Car enfin je dois admettre toute l’étendue de ma faiblesse, je veux crier aucun son ne sort, je veux m’insurger les jambes m’en tremblent rien que d’y penser, je veux dire « non » les mots se dérobent sous ma bouche, je veux taper mon agresseur, c’est alors que mes points ont peur de heurter sa délicate et précieuse peau.
Cependant, je n’ai aucun désir de vengeance, car je n’ai jamais tenu à me salir les mains, la vie est une peine suffisante en soi (vieillir, être témoin de la déchéance de ses proches, pour être soi-même réduit à cet état et à la solitude). Ceux-là je les laisse seuls face à leur conscience, car je dois avouer que loin d’être moi-même innocente j’ai ma part de responsabilité en toute chose.
J’aurais dû être forte, j’aurais pu crier plus fort, si seulement… J’avais quitté cette fête avant que
tout ne dégénère. La honte m’a figé et m’a rendu impuissante.

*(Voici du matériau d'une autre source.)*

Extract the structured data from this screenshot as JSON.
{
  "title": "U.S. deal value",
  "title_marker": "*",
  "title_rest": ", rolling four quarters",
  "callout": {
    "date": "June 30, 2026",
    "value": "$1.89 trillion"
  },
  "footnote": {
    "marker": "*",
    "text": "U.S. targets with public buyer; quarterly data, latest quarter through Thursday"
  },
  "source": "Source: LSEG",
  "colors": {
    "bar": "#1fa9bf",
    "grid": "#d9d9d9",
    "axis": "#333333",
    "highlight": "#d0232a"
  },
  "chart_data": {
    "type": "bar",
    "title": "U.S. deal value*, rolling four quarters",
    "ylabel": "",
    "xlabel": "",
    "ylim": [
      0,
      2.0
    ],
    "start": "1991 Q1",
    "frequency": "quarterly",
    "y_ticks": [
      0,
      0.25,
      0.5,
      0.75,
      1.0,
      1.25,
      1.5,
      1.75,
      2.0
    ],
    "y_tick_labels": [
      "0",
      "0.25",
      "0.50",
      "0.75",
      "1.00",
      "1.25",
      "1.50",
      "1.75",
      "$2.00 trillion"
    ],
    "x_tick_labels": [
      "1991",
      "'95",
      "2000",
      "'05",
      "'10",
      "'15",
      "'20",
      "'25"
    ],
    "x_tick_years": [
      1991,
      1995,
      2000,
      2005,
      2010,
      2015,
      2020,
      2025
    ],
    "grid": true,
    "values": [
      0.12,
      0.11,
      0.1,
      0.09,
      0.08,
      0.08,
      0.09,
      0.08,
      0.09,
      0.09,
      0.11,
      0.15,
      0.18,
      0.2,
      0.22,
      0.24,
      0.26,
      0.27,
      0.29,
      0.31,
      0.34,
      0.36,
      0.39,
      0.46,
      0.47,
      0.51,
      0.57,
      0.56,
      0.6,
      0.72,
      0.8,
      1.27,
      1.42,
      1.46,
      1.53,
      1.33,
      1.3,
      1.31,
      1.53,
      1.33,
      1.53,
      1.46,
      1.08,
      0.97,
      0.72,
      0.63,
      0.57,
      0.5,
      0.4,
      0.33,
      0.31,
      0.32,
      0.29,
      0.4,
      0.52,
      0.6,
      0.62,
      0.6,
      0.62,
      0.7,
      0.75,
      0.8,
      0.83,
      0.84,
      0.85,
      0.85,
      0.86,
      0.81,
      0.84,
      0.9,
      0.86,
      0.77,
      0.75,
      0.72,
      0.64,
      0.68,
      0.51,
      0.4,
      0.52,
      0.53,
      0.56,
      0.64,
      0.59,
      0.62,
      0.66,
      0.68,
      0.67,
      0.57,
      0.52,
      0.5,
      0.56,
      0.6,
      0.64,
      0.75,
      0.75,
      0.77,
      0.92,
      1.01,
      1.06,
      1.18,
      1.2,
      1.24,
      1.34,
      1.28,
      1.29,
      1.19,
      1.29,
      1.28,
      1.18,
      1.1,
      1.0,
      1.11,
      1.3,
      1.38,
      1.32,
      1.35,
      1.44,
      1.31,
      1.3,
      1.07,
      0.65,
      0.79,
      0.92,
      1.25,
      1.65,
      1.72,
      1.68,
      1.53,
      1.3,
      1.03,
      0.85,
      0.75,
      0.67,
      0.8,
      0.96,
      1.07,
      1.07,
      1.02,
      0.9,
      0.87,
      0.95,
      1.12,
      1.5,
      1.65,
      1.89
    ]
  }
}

Même dans mes pires cauchemars jamais je n’aurais osé penser, imaginer que le cœur des hommes pouvait se révéler si noir ».
Je crois qu’elle s’était rendue fautive, coupable du mal qu’on lui a fait, passant du statut de victime à celui d’auto-persécuteur. La vérité est que cet événement représentait pour elle une double honte, elle-même face à sa conscience mais également elle face au reste du monde. Ce n’est que tard, trop tard que le malheureux Oliver compris la gravité et l’ampleur de son acte, qui pris racine à cause du bizutage dont elle fut victime à la soirée d’intégration universitaire. Impuissant, il n’avait pas été capable discerner le moindre signe d’appel à l’aide tant la comédienne avait su cacher sa face.